Abstract
In this talk, Chad Syverson (University of Chicago Booth School of Business) will discuss the primary economic challenge of our time, the worldwide productivity slowdown. He will explore the factors that economic research suggests might help turn this tide. Additionally, our guest speaker will investigate patterns coming out of the COVID pandemic and assess what they could portend for future productivity growth.
About the presenter
Chad Syverson is the George C. Tiao Distinguished Service Professor of Economics at the University of Chicago Booth School of Business. He has been on the University of Chicago faculty since 2001.
His research spans several topics, with a particular focus on the interactions of firm structure, market structure, and productivity. Syverson has authored or coauthored dozens of scholarly articles and is the coauthor (with Austan Goolsbee and Steve Levitt) of intermediate-level textbook, Microeconomics. Syverson is a former editor of the Journal of Political Economy, a research associate of the National Bureau of Economic Research, has served on multiple National Academies committees, and currently sits on the Census Scientific Advisory Committee. He teaches classes in competitive strategy and industrial organization.
Video recording
A transcript and captions for this video will be available in due course.
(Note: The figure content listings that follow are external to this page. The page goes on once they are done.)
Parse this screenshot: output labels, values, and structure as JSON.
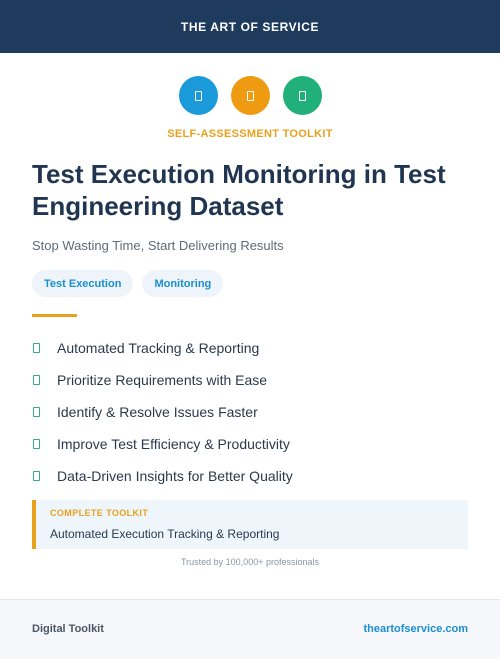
{
  "header": {
    "brand": "THE ART OF SERVICE"
  },
  "icons": [
    {
      "name": "document-icon",
      "color": "#1a9ad9"
    },
    {
      "name": "document-icon",
      "color": "#ee9b12"
    },
    {
      "name": "document-icon",
      "color": "#22b07a"
    }
  ],
  "kicker": "SELF-ASSESSMENT TOOLKIT",
  "title": "Test Execution Monitoring in Test Engineering Dataset",
  "subtitle": "Stop Wasting Time, Start Delivering Results",
  "tags": [
    "Test Execution",
    "Monitoring"
  ],
  "features": [
    "Automated Tracking & Reporting",
    "Prioritize Requirements with Ease",
    "Identify & Resolve Issues Faster",
    "Improve Test Efficiency & Productivity",
    "Data-Driven Insights for Better Quality"
  ],
  "feature_icon": "check-icon",
  "callout": {
    "caption": "COMPLETE TOOLKIT",
    "text": "Automated Execution Tracking & Reporting"
  },
  "trusted": "Trusted by 100,000+ professionals",
  "footer": {
    "left": "Digital Toolkit",
    "right": "theartofservice.com"
  },
  "colors": {
    "navy": "#1e3a5c",
    "accent": "#e8a11c",
    "link": "#1a8fd1",
    "check": "#2bb27a"
  }
}
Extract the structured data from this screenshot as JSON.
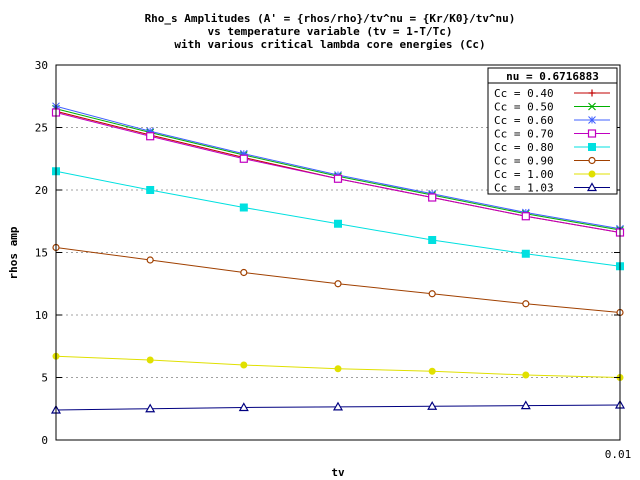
{
  "chart_data": {
    "type": "line",
    "title": [
      "Rho_s Amplitudes (A' = {rhos/rho}/tv^nu = {Kr/K0}/tv^nu)",
      "vs temperature variable (tv = 1-T/Tc)",
      "with various critical lambda core energies (Cc)"
    ],
    "xlabel": "tv",
    "ylabel": "rhos amp",
    "xlim": [
      0.0,
      0.01
    ],
    "ylim": [
      0,
      30
    ],
    "x_tick_labels": [
      {
        "value": 0.01,
        "label": "0.01"
      }
    ],
    "y_ticks": [
      0,
      5,
      10,
      15,
      20,
      25,
      30
    ],
    "grid": true,
    "legend_position": "top-right",
    "legend_header": "nu = 0.6716883",
    "x": [
      0.0,
      0.00167,
      0.00333,
      0.005,
      0.00667,
      0.00833,
      0.01
    ],
    "series": [
      {
        "name": "Cc = 0.40",
        "color": "#c00000",
        "marker": "plus",
        "values": [
          26.3,
          24.4,
          22.6,
          20.9,
          19.4,
          17.9,
          16.6
        ]
      },
      {
        "name": "Cc = 0.50",
        "color": "#00b000",
        "marker": "x",
        "values": [
          26.5,
          24.6,
          22.8,
          21.1,
          19.6,
          18.1,
          16.8
        ]
      },
      {
        "name": "Cc = 0.60",
        "color": "#4060ff",
        "marker": "star",
        "values": [
          26.7,
          24.7,
          22.9,
          21.2,
          19.7,
          18.2,
          16.9
        ]
      },
      {
        "name": "Cc = 0.70",
        "color": "#c000c0",
        "marker": "square-open",
        "values": [
          26.2,
          24.3,
          22.5,
          20.9,
          19.4,
          17.9,
          16.6
        ]
      },
      {
        "name": "Cc = 0.80",
        "color": "#00e0e0",
        "marker": "square-filled",
        "values": [
          21.5,
          20.0,
          18.6,
          17.3,
          16.0,
          14.9,
          13.9
        ]
      },
      {
        "name": "Cc = 0.90",
        "color": "#a04000",
        "marker": "circle-open",
        "values": [
          15.4,
          14.4,
          13.4,
          12.5,
          11.7,
          10.9,
          10.2
        ]
      },
      {
        "name": "Cc = 1.00",
        "color": "#e0e000",
        "marker": "circle-filled",
        "values": [
          6.7,
          6.4,
          6.0,
          5.7,
          5.5,
          5.2,
          5.0
        ]
      },
      {
        "name": "Cc = 1.03",
        "color": "#000080",
        "marker": "triangle-open",
        "values": [
          2.4,
          2.5,
          2.6,
          2.65,
          2.7,
          2.75,
          2.8
        ]
      }
    ]
  }
}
Productivity in a Changing World seminar series
At Te Tai Ōhanga – The Treasury, we want to facilitate learning and debate on the important issues facing New Zealand. In 2023 and early 2024 the Treasury Guest Lectures are being organised under the theme: Productivity in a changing world.
This theme recognises that lifting our productivity performance continues to be central to improving New Zealanders’ wellbeing and that we are facing this challenge in the context of significant economic, social and environmental shifts. These shifts will require considerable changes in our economy if we are to sustain and improve our economic and productivity performance.